Streit in der CDU "Merkel ist überrascht"

Die CDU streitet, die Parteivorsitzende schweigt. Dabei ist die Debatte um die künftige Ausrichtung keineswegs nur ein Sommertheater, sagte der Parteienforscher Hans-Joachim Veen stern.de.

Die Stimmung in der CDU gleicht derzeit dem Wetter: Wolkenverhangen, kühl und sehr ungemütlich. Von fröhlicher Urlaubsstimmung keine Spur bei den Christdemokraten. Die CDU streitet, und zwar über den künftigen Kurs der Partei und ihr Profil in der großen Koalition. Ausgelöst hat diesen Zoff der Vizeparteichef Jürgen Rüttgers in einem stern-Interview.

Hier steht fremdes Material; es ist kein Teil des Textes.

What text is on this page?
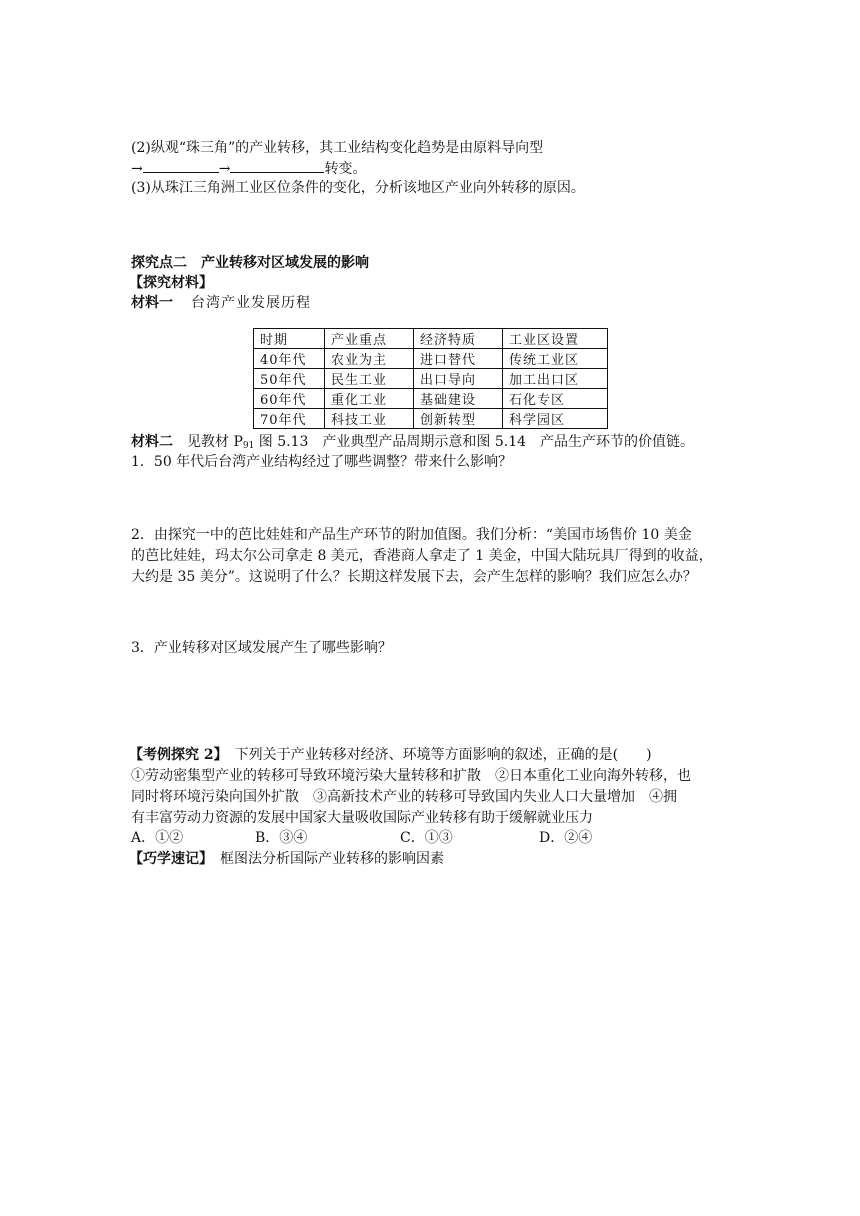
(2)纵观“珠三角”的产业转移，其工业结构变化趋势是由原料导向型
→	→	转变。
(3)从珠江三角洲工业区位条件的变化，分析该地区产业向外转移的原因。
探究点二　产业转移对区域发展的影响
【探究材料】
材料一 台湾产业发展历程
时期	产业重点	经济特质	工业区设置
40年代	农业为主	进口替代	传统工业区
50年代	民生工业	出口导向	加工出口区
60年代	重化工业	基础建设	石化专区
70年代	科技工业	创新转型	科学园区
材料二 见教材 $P_{91}$ 图 5.13　产业典型产品周期示意和图 5.14　产品生产环节的价值链。
1．50 年代后台湾产业结构经过了哪些调整？带来什么影响？
2．由探究一中的芭比娃娃和产品生产环节的附加值图。我们分析：“美国市场售价 10 美金
的芭比娃娃，玛太尔公司拿走 8 美元，香港商人拿走了 1 美金，中国大陆玩具厂得到的收益，
大约是 35 美分”。这说明了什么？长期这样发展下去，会产生怎样的影响？我们应怎么办？
3．产业转移对区域发展产生了哪些影响？
【考例探究 2】　下列关于产业转移对经济、环境等方面影响的叙述，正确的是(　　)
①劳动密集型产业的转移可导致环境污染大量转移和扩散　②日本重化工业向海外转移，也
同时将环境污染向国外扩散　③高新技术产业的转移可导致国内失业人口大量增加　④拥
有丰富劳动力资源的发展中国家大量吸收国际产业转移有助于缓解就业压力
A．①②	B．③④	C．①③	D．②④
【巧学速记】　框图法分析国际产业转移的影响因素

Darin hatte er seine Partei aufgefordert, sich von Lebenslügen zu verabschieden, etwa davon, dass Steuersenkungen mehr Arbeitsplätze bringen würden. Nun hat der nordrhein-westfälische Ministerpräsident die Diskussion aus seinem Urlaubsdomizil angestoßen. Man könnte also glauben, es sei eine typische Sommerlochdebatte. Doch die teilweise heftigen Reaktionen seiner Parteikollegen lassen etwas anderes vermuten.

"Die CDU ist dabei sich zu finden"

Es sei kein Sommertheater, sagte der stellvertretende CDU-Fraktionsvorsitzende Wolfgang Bosbach, sondern ein ernstzunehmender Vorgang. Das meint auch der Parteienforscher Hans-Joachim Veen. Die Diskussion über die künftige Ausrichtung der Partei sei eine ernste Angelegenheit. "Sie drückt eine tiefe Unzufriedenheit mit der Großen Koalition aus", sagte Veen zu stern.de. Die CDU sei dabei, sich zu finden. "Die Partei nimmt das ernster als es die Parteivorsitzende glaubt. Ich glaube, Angela Merkel ist von der Intensität der Diskussionsbereitschaft der Basis überrascht", sagte Veen.

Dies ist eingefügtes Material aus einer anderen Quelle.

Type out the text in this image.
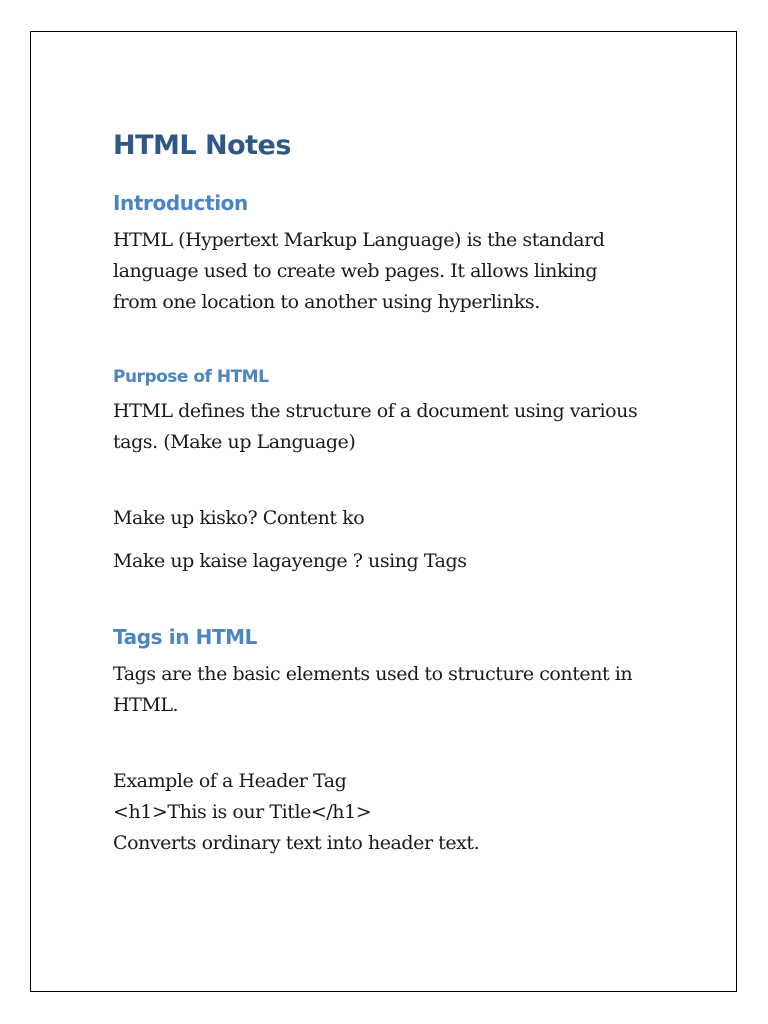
HTML Notes
Introduction

HTML (Hypertext Markup Language) is the standard

language used to create web pages. It allows linking

from one location to another using hyperlinks.

Purpose of HTML

HTML defines the structure of a document using various

tags. (Make up Language)

Make up kisko? Content ko

Make up kaise lagayenge ? using Tags

Tags in HTML

Tags are the basic elements used to structure content in

HTML.

Example of a Header Tag

<h1>This is our Title</h1>

Converts ordinary text into header text.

Inzwischen hat sich auch der Arbeitnehmerflügel der Partei in den Streit eingeschaltet. Der nordrhein-westfälische Arbeitsminister Karl-Josef Laumann verlangt eine neue Kursbestimmung der CDU und ist seinem Chef Jürgen Rüttgers zur Seite gesprungen. "Wir müssen wieder mehr eine Partei der Arbeitnehmer werden", sagte Laumann, Vorsitzende der CDU-Arbeitnehmerschaft CDA. Es sei jetzt Zeit für eine Debatte über den künftigen Kurs der Partei.

"Merkel hat Analyse unterdrückt"

Unterstützung bekommt Laumann dabei von Parteienforscher Veen. Merkel habe nach der für ihre Partei einigermaßen enttäuschenden Bundestagswahl eine gründliche Analyse der Fehler unterdrückt, kritisiert Veen. Auch habe sie den Auftrag an Generalsekretär Ronald Pofalla, demnächst ein neues Grundsatzprogramm vorzulegen, zu kurzfristig angesetzt. Damit habe sie versucht, von anderen Problemen abzulenken. "So eine Diskussion muss man aber ausführlich über einen Zeitraum von mehreren Jahren führen", sagt Veen.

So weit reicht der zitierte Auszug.